February 19, 2026·Français·Vaud·Tribunal cantonal Cour de droit administratif et public·HTML·2,509 words·~13 min·3

Summary

A.________/Autorité de protection des données et de droit à l'information, Chancellerie d'Etat | La recourante demande des documents administratifs au Chancelier cantonal en vertu de la LInfo. Les documents refusés sont des documents internes. La communication à un expert externe ne change pas la nature interne des documents. Le Préposé a donc correctement appliqué la loi en refusant la communication.

Full text

TRIBUNAL CANTONAL COUR DE DROIT ADMINISTRATIF ET PUBLIC

Arrêt du 19 février 2026  

Composition

M. André Jomini, président; Mme Danièle Revey et M. Alain Thévenaz, juges; M. Quentin Ambrosini, greffier.

Recourante

A.________, à ********,

Autorité intimée

Autorité de protection des données et de droit à l'information, à Lausanne,    

Autorité concernée

Chancellerie d'Etat, à Lausanne.    

Objet

Loi sur l'information    

Recours A.________ c/ décision du Préposé au droit à l'information du 16 décembre 2025

Vu les faits suivants:

A.                     Le 11 avril 2025, A.________, journaliste RP travaillant à Lausanne pour B.________ (groupe de presse C.________), a adressé un courriel au Chancelier d'Etat pour lui demander l'accès aux documents suivants, expressément mentionnés dans un rapport du 27 février 2025 (rendu public le 21 mars 2025) rédigé par D.________ en tant que mandataire du Conseil d'Etat, intitulé "Rapport […] portant sur une analyse du cadre institutionnel et légal entre, d'une part, la CDFA et/ou son secrétariat général et, d'autre part, la direction de la DGF" (les abréviations CDFA et DGF désignant respectivement la Cheffe du Département des finances et de l'agriculture et la Direction générale de la fiscalité):

"1. Le mandat du Conseil d'Etat à l'expert indépendant, précisant le périmètre et les questions posées.

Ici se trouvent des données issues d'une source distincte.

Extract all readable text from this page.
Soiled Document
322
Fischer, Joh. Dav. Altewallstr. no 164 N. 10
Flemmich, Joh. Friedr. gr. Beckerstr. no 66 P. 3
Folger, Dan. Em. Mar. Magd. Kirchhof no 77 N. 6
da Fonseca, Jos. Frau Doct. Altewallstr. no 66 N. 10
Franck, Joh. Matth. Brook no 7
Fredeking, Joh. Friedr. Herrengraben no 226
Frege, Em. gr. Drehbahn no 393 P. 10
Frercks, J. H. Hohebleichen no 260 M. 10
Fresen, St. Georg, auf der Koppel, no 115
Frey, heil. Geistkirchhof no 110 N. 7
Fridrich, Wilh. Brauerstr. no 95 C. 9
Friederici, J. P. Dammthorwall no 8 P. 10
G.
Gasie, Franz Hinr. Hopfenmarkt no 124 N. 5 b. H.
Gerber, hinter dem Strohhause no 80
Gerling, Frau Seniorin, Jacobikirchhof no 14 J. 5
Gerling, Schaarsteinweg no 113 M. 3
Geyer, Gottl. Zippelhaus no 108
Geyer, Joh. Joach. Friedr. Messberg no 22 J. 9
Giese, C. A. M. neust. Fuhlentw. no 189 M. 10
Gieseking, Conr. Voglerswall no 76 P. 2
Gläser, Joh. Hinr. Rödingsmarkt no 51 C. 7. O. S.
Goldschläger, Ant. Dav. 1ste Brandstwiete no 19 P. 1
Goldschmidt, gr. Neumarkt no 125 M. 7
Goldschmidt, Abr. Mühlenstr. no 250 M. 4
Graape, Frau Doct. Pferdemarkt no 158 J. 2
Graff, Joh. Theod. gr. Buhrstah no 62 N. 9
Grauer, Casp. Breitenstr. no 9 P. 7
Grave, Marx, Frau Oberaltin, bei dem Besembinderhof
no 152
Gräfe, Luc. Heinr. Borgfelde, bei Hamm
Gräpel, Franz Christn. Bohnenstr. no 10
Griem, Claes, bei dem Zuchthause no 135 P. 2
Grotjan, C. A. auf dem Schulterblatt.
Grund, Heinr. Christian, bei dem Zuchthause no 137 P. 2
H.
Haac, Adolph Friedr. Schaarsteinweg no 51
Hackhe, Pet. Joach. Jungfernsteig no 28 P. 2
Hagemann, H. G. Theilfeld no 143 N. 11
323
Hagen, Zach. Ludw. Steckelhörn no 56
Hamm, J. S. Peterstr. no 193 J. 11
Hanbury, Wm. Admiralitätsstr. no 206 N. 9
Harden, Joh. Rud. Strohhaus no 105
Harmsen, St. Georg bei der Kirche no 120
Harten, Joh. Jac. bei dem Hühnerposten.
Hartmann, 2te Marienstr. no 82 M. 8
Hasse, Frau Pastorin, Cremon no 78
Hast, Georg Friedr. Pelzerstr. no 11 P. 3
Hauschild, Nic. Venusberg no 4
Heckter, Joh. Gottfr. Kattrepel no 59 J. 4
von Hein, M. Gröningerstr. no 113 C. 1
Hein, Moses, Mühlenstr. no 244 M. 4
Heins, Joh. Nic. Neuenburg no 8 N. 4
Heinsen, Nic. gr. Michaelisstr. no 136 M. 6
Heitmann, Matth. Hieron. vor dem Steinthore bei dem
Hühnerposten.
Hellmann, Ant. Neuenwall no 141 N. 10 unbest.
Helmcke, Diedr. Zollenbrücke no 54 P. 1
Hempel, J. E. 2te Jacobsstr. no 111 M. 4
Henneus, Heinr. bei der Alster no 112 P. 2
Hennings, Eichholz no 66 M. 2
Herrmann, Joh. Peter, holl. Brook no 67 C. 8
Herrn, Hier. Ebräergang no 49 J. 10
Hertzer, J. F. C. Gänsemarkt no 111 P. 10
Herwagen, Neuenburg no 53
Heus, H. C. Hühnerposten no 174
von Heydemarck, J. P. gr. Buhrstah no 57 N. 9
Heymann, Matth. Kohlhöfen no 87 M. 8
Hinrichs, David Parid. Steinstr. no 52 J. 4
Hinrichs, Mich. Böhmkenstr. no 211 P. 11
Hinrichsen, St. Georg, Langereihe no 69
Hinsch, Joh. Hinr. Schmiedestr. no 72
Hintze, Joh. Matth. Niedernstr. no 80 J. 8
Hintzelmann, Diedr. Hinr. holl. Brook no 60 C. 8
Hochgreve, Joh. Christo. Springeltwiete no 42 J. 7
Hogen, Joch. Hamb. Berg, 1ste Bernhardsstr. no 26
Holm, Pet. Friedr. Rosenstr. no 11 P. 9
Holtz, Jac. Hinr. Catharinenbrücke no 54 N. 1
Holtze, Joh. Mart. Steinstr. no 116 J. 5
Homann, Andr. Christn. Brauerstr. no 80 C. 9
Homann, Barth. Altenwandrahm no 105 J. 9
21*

2. La lettre du 6 janvier 2025 signée par la Conseillère d'Etat E.________, sollicitant la désignation d'un expert externe.

3. Le courriel concernant un ruling fiscal transmis à la DGF, dans une version complète incluant l'expéditeur initial.

4. Le tableau de suivi administratif transmis à la DGF, contenant des instructions relatives à des réponses à des courriers de contribuables.

5. Le rapport du groupe de travail sur la fiscalité agricole, document non daté mais cité dans le rapport.

6. Le courriel de la Secrétaire générale du DFA à la DGF, daté du 23 octobre 2023, mentionné dans les déterminations de la CDFA."

Dans ce courriel, il était encore demandé que soient ajoutés "les documents officiels qui auraient été fournis à M. D.________ dans le cadre de son mandat, mais qui ne sont pas mentionnés ci-dessus".

B.                     Par courriel du 16 avril 2025, le Chancelier d'Etat a répondu ce qui suit à A.________:

"[…] Je vous informe, qu'à ce stade, la Chancellerie ne peut pas apporter une réponse favorable à votre requête à savoir obtenir des pièces relatives au rapport d'analyse établi par Monsieur D.________.

En effet, le Conseil d'Etat ayant déposé une plainte pénale contre X pour violation du secret de fonction, nous sommes tenus au respect des prérogatives de la voie judiciaire.

Toutefois, je suis en mesure de vous transmettre le rapport du groupe de travail sur la fiscalité agricole, document déjà rendu public."

C.                     A.________ s'est adressée une nouvelle fois, en vain, au Chancelier d'Etat puis, le 18 juin 2025, elle a adressé au Préposé au droit à l'information (rattaché à l'Autorité de protection des données et de droit à l'information – ci-après: le Préposé) un recours contre le refus de lui transmettre les documents officiels demandés. Elle concluait à ce que le Préposé fasse en sorte que la Chancellerie d'Etat lui transmette "le(s) document(s) susmentionné(s) dans les meilleurs délais". En page 1 du recours sont mentionnés les documents cités ci-dessus, numérotés 1 à 6; en page 2, il est précisé que le rapport sur la fiscalité agricole (ch. 5) a été remis.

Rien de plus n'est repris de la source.